Méchante gueule de bois

Ce matin, les manchettes devraient parler de la première Première Ministre du Québec et du gouvernement minoritaire du Parti Québécois. Des bons résultats inattendus du Parti Libéral et des résultats acceptables de Québec Solidaire et de la Coalition. Les manchettes anglaises devraient ne parler que du référendum et les manchettes francophones si Charest prendra finalement sa retraite.

À la place de la rengaine attendue et habituelle, on nous parle d’un tireur désaxé n’ayant aucun lien et ne représentant aucune communauté quelconque qui d’une façon ou d’une autre a été capable de se procurer un AK-47 dans une ruelle près de chez vous. Je savais que beaucoup de gens de la communauté anglophone avaient peur, sans raison, d’un gouvernement du PQ, mais là, à aller tirer à qui mieux-mieux durant un discours d’un chef de parti, c’est un peu plus loin de ce que je pensais.

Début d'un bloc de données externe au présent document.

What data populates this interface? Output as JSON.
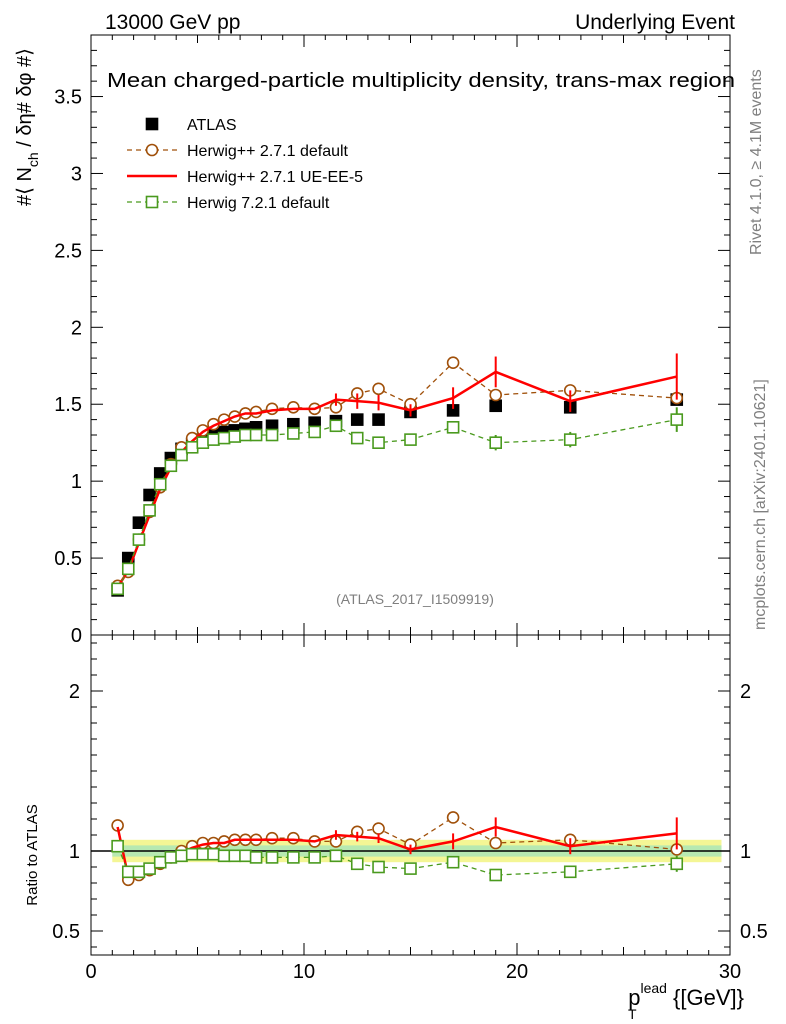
{
  "header": {
    "left": "13000 GeV pp",
    "right": "Underlying Event"
  },
  "side_labels": {
    "rivet": "Rivet 4.1.0, ≥ 4.1M events",
    "mcplots": "mcplots.cern.ch [arXiv:2401.10621]"
  },
  "chart_data": {
    "type": "scatter",
    "title": "Mean charged-particle multiplicity density, trans-max region",
    "analysis_tag": "(ATLAS_2017_I1509919)",
    "ylabel": "#⟨ N_ch / δη# δφ #⟩",
    "ylabel_parts": {
      "main": "#⟨ N",
      "sub": "ch",
      "rest": " / δη# δφ #⟩"
    },
    "xlabel": "p_T^lead {[GeV]}",
    "xlabel_parts": {
      "p": "p",
      "sub": "T",
      "sup": "lead",
      "rest": " {[GeV]}"
    },
    "xlim": [
      0,
      30
    ],
    "ylim": [
      0,
      3.9
    ],
    "x_ticks": [
      "0",
      "10",
      "20",
      "30"
    ],
    "y_ticks": [
      "0",
      "0.5",
      "1",
      "1.5",
      "2",
      "2.5",
      "3",
      "3.5"
    ],
    "ratio": {
      "ylabel": "Ratio to ATLAS",
      "ylim": [
        0.35,
        2.35
      ],
      "y_ticks": [
        "0.5",
        "1",
        "2"
      ]
    },
    "series": [
      {
        "name": "ATLAS",
        "style": "data",
        "color": "#000000",
        "points": [
          [
            1.25,
            0.29
          ],
          [
            1.75,
            0.5
          ],
          [
            2.25,
            0.73
          ],
          [
            2.75,
            0.91
          ],
          [
            3.25,
            1.05
          ],
          [
            3.75,
            1.15
          ],
          [
            4.25,
            1.21
          ],
          [
            4.75,
            1.24
          ],
          [
            5.25,
            1.27
          ],
          [
            5.75,
            1.3
          ],
          [
            6.25,
            1.32
          ],
          [
            6.75,
            1.33
          ],
          [
            7.25,
            1.34
          ],
          [
            7.75,
            1.35
          ],
          [
            8.5,
            1.36
          ],
          [
            9.5,
            1.37
          ],
          [
            10.5,
            1.38
          ],
          [
            11.5,
            1.39
          ],
          [
            12.5,
            1.4
          ],
          [
            13.5,
            1.4
          ],
          [
            15,
            1.45
          ],
          [
            17,
            1.46
          ],
          [
            19,
            1.49
          ],
          [
            22.5,
            1.48
          ],
          [
            27.5,
            1.53
          ]
        ]
      },
      {
        "name": "Herwig++ 2.7.1 default",
        "style": "circle-dashed",
        "color": "#a0500a",
        "points": [
          [
            1.25,
            0.32
          ],
          [
            1.75,
            0.41
          ],
          [
            2.25,
            0.62
          ],
          [
            2.75,
            0.8
          ],
          [
            3.25,
            0.96
          ],
          [
            3.75,
            1.11
          ],
          [
            4.25,
            1.22
          ],
          [
            4.75,
            1.28
          ],
          [
            5.25,
            1.33
          ],
          [
            5.75,
            1.37
          ],
          [
            6.25,
            1.4
          ],
          [
            6.75,
            1.42
          ],
          [
            7.25,
            1.44
          ],
          [
            7.75,
            1.45
          ],
          [
            8.5,
            1.47
          ],
          [
            9.5,
            1.48
          ],
          [
            10.5,
            1.47
          ],
          [
            11.5,
            1.48
          ],
          [
            12.5,
            1.57
          ],
          [
            13.5,
            1.6
          ],
          [
            15,
            1.5
          ],
          [
            17,
            1.77
          ],
          [
            19,
            1.56
          ],
          [
            22.5,
            1.59
          ],
          [
            27.5,
            1.54
          ]
        ],
        "ratio": [
          1.16,
          0.82,
          0.85,
          0.88,
          0.92,
          0.96,
          1.0,
          1.03,
          1.05,
          1.05,
          1.06,
          1.07,
          1.07,
          1.07,
          1.08,
          1.08,
          1.06,
          1.06,
          1.12,
          1.14,
          1.04,
          1.21,
          1.05,
          1.07,
          1.01
        ]
      },
      {
        "name": "Herwig++ 2.7.1 UE-EE-5",
        "style": "solid",
        "color": "#ff0000",
        "points": [
          [
            1.25,
            0.31
          ],
          [
            1.75,
            0.42
          ],
          [
            2.25,
            0.6
          ],
          [
            2.75,
            0.78
          ],
          [
            3.25,
            0.95
          ],
          [
            3.75,
            1.09
          ],
          [
            4.25,
            1.19
          ],
          [
            4.75,
            1.26
          ],
          [
            5.25,
            1.32
          ],
          [
            5.75,
            1.36
          ],
          [
            6.25,
            1.39
          ],
          [
            6.75,
            1.42
          ],
          [
            7.25,
            1.44
          ],
          [
            7.75,
            1.44
          ],
          [
            8.5,
            1.46
          ],
          [
            9.5,
            1.47
          ],
          [
            10.5,
            1.47
          ],
          [
            11.5,
            1.53
          ],
          [
            12.5,
            1.52
          ],
          [
            13.5,
            1.51
          ],
          [
            15,
            1.46
          ],
          [
            17,
            1.54
          ],
          [
            19,
            1.71
          ],
          [
            22.5,
            1.52
          ],
          [
            27.5,
            1.68
          ]
        ],
        "errors": [
          0,
          0,
          0,
          0,
          0,
          0,
          0,
          0,
          0,
          0,
          0,
          0,
          0,
          0,
          0,
          0,
          0,
          0.04,
          0.05,
          0.05,
          0.04,
          0.07,
          0.1,
          0.07,
          0.15
        ],
        "ratio": [
          1.15,
          0.84,
          0.84,
          0.87,
          0.91,
          0.95,
          0.99,
          1.02,
          1.04,
          1.05,
          1.05,
          1.07,
          1.07,
          1.07,
          1.07,
          1.07,
          1.06,
          1.1,
          1.09,
          1.08,
          1.01,
          1.06,
          1.15,
          1.03,
          1.11
        ],
        "ratio_errors": [
          0,
          0,
          0,
          0,
          0,
          0,
          0,
          0,
          0,
          0,
          0,
          0,
          0,
          0,
          0,
          0,
          0,
          0.03,
          0.03,
          0.03,
          0.03,
          0.05,
          0.06,
          0.05,
          0.1
        ]
      },
      {
        "name": "Herwig 7.2.1 default",
        "style": "square-dashed",
        "color": "#4a9a1e",
        "points": [
          [
            1.25,
            0.3
          ],
          [
            1.75,
            0.43
          ],
          [
            2.25,
            0.62
          ],
          [
            2.75,
            0.81
          ],
          [
            3.25,
            0.98
          ],
          [
            3.75,
            1.1
          ],
          [
            4.25,
            1.17
          ],
          [
            4.75,
            1.22
          ],
          [
            5.25,
            1.25
          ],
          [
            5.75,
            1.27
          ],
          [
            6.25,
            1.28
          ],
          [
            6.75,
            1.29
          ],
          [
            7.25,
            1.3
          ],
          [
            7.75,
            1.3
          ],
          [
            8.5,
            1.3
          ],
          [
            9.5,
            1.31
          ],
          [
            10.5,
            1.32
          ],
          [
            11.5,
            1.36
          ],
          [
            12.5,
            1.28
          ],
          [
            13.5,
            1.25
          ],
          [
            15,
            1.27
          ],
          [
            17,
            1.35
          ],
          [
            19,
            1.25
          ],
          [
            22.5,
            1.27
          ],
          [
            27.5,
            1.4
          ]
        ],
        "errors": [
          0,
          0,
          0,
          0,
          0,
          0,
          0,
          0,
          0,
          0,
          0,
          0,
          0,
          0,
          0,
          0,
          0,
          0,
          0.03,
          0.03,
          0.03,
          0.04,
          0.05,
          0.05,
          0.08
        ],
        "ratio": [
          1.03,
          0.87,
          0.87,
          0.89,
          0.93,
          0.96,
          0.97,
          0.98,
          0.98,
          0.98,
          0.97,
          0.97,
          0.97,
          0.96,
          0.96,
          0.96,
          0.96,
          0.97,
          0.92,
          0.9,
          0.89,
          0.93,
          0.85,
          0.87,
          0.92
        ],
        "ratio_errors": [
          0,
          0,
          0,
          0,
          0,
          0,
          0,
          0,
          0,
          0,
          0,
          0,
          0,
          0,
          0,
          0,
          0,
          0,
          0.02,
          0.02,
          0.02,
          0.03,
          0.03,
          0.03,
          0.05
        ]
      }
    ]
  }
}
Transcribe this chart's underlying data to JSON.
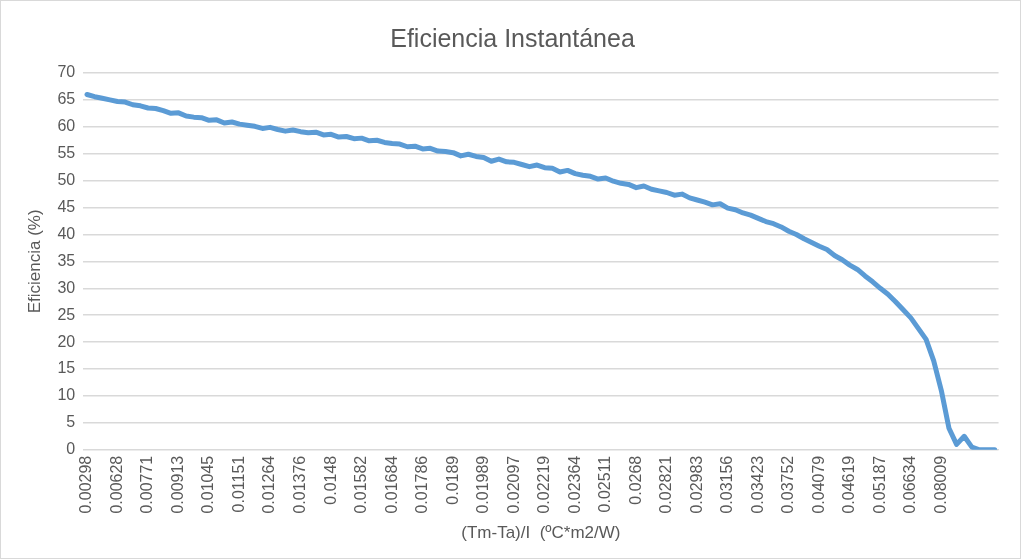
{
  "chart_data": {
    "type": "line",
    "title": "Eficiencia Instantánea",
    "xlabel": "(Tm-Ta)/I  (ºC*m2/W)",
    "ylabel": "Eficiencia (%)",
    "categories": [
      "0.00298",
      null,
      null,
      null,
      "0.00628",
      null,
      null,
      null,
      "0.00771",
      null,
      null,
      null,
      "0.00913",
      null,
      null,
      null,
      "0.01045",
      null,
      null,
      null,
      "0.01151",
      null,
      null,
      null,
      "0.01264",
      null,
      null,
      null,
      "0.01376",
      null,
      null,
      null,
      "0.0148",
      null,
      null,
      null,
      "0.01582",
      null,
      null,
      null,
      "0.01684",
      null,
      null,
      null,
      "0.01786",
      null,
      null,
      null,
      "0.0189",
      null,
      null,
      null,
      "0.01989",
      null,
      null,
      null,
      "0.02097",
      null,
      null,
      null,
      "0.02219",
      null,
      null,
      null,
      "0.02364",
      null,
      null,
      null,
      "0.02511",
      null,
      null,
      null,
      "0.0268",
      null,
      null,
      null,
      "0.02821",
      null,
      null,
      null,
      "0.02983",
      null,
      null,
      null,
      "0.03156",
      null,
      null,
      null,
      "0.03423",
      null,
      null,
      null,
      "0.03752",
      null,
      null,
      null,
      "0.04079",
      null,
      null,
      null,
      "0.04619",
      null,
      null,
      null,
      "0.05187",
      null,
      null,
      null,
      "0.06634",
      null,
      null,
      null,
      "0.08009",
      null,
      null,
      null,
      null,
      null,
      null,
      null
    ],
    "series": [
      {
        "color": "#5b9bd5",
        "values": [
          66,
          65.6,
          65.3,
          65,
          64.7,
          64.6,
          64.1,
          63.9,
          63.5,
          63.4,
          63,
          62.5,
          62.6,
          62,
          61.8,
          61.7,
          61.2,
          61.3,
          60.7,
          60.9,
          60.5,
          60.3,
          60.1,
          59.7,
          59.9,
          59.5,
          59.2,
          59.4,
          59.1,
          58.9,
          59,
          58.5,
          58.6,
          58.1,
          58.2,
          57.8,
          57.9,
          57.4,
          57.5,
          57.1,
          56.9,
          56.8,
          56.3,
          56.4,
          55.9,
          56,
          55.5,
          55.4,
          55.2,
          54.6,
          54.9,
          54.5,
          54.3,
          53.6,
          54,
          53.5,
          53.4,
          53,
          52.6,
          52.9,
          52.4,
          52.3,
          51.6,
          51.9,
          51.3,
          51,
          50.8,
          50.3,
          50.5,
          49.9,
          49.5,
          49.3,
          48.7,
          49,
          48.4,
          48.1,
          47.8,
          47.3,
          47.5,
          46.8,
          46.4,
          46,
          45.5,
          45.7,
          44.9,
          44.6,
          44,
          43.6,
          43,
          42.4,
          42,
          41.4,
          40.6,
          40,
          39.2,
          38.5,
          37.8,
          37.2,
          36.1,
          35.3,
          34.3,
          33.5,
          32.3,
          31.2,
          30,
          28.9,
          27.5,
          26,
          24.5,
          22.5,
          20.5,
          16.5,
          11,
          4,
          1,
          2.5,
          0.5,
          0,
          0,
          0
        ]
      }
    ],
    "ylim": [
      0,
      70
    ],
    "yticks": [
      0,
      5,
      10,
      15,
      20,
      25,
      30,
      35,
      40,
      45,
      50,
      55,
      60,
      65,
      70
    ],
    "grid": "y",
    "legend": false,
    "marker": "none",
    "line_style": "solid"
  }
}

Ce matin, il faut peser ces mots et faire bien attention à ce qui est dit. Si les Libéraux avaient retourné au pouvoir, la ville aurait probablement eu à faire avec beaucoup plus de dégât qu’un « simple » tireur fou qui essai de recréer les événements du Blue Bird en mettant le feu à une porte de sortie de secours. « La rue » comme les chefs ont aimé la nommer durant les 30 derniers jours se serait levé, vous auriez eu droit à des émeutes dignes de la Coupe Stanley.

Malheureusement, les gens qui ne connaissent pas Montréal, qui a été peinte encore plus rouge et orange que d’habitude hier soir, vont blâmer « les Anglais » pour cette preuve de violence sans vraiment comprendre ce qui s’est passé. C’est le travail des médias de bien faire comprendre que ce type, aussi francophone ou anglophone qu’il soit, n’était qu’un fou furieux, ne pouvant pas vivre en société et qui finalement aura ce qu’il mérite.

La chance de voir un « gros méchant référendum » dans les années à venir est assez mince. Montréalais, ce matin en entrant au travail, en arrivant à l’école ou en faisant votre épicerie, prenez un anglais par le cou et dites-lui que ce Québec est à nous tous, peu importe ce qui se passera dans les prochains mois de ce gouvernement minoritaire.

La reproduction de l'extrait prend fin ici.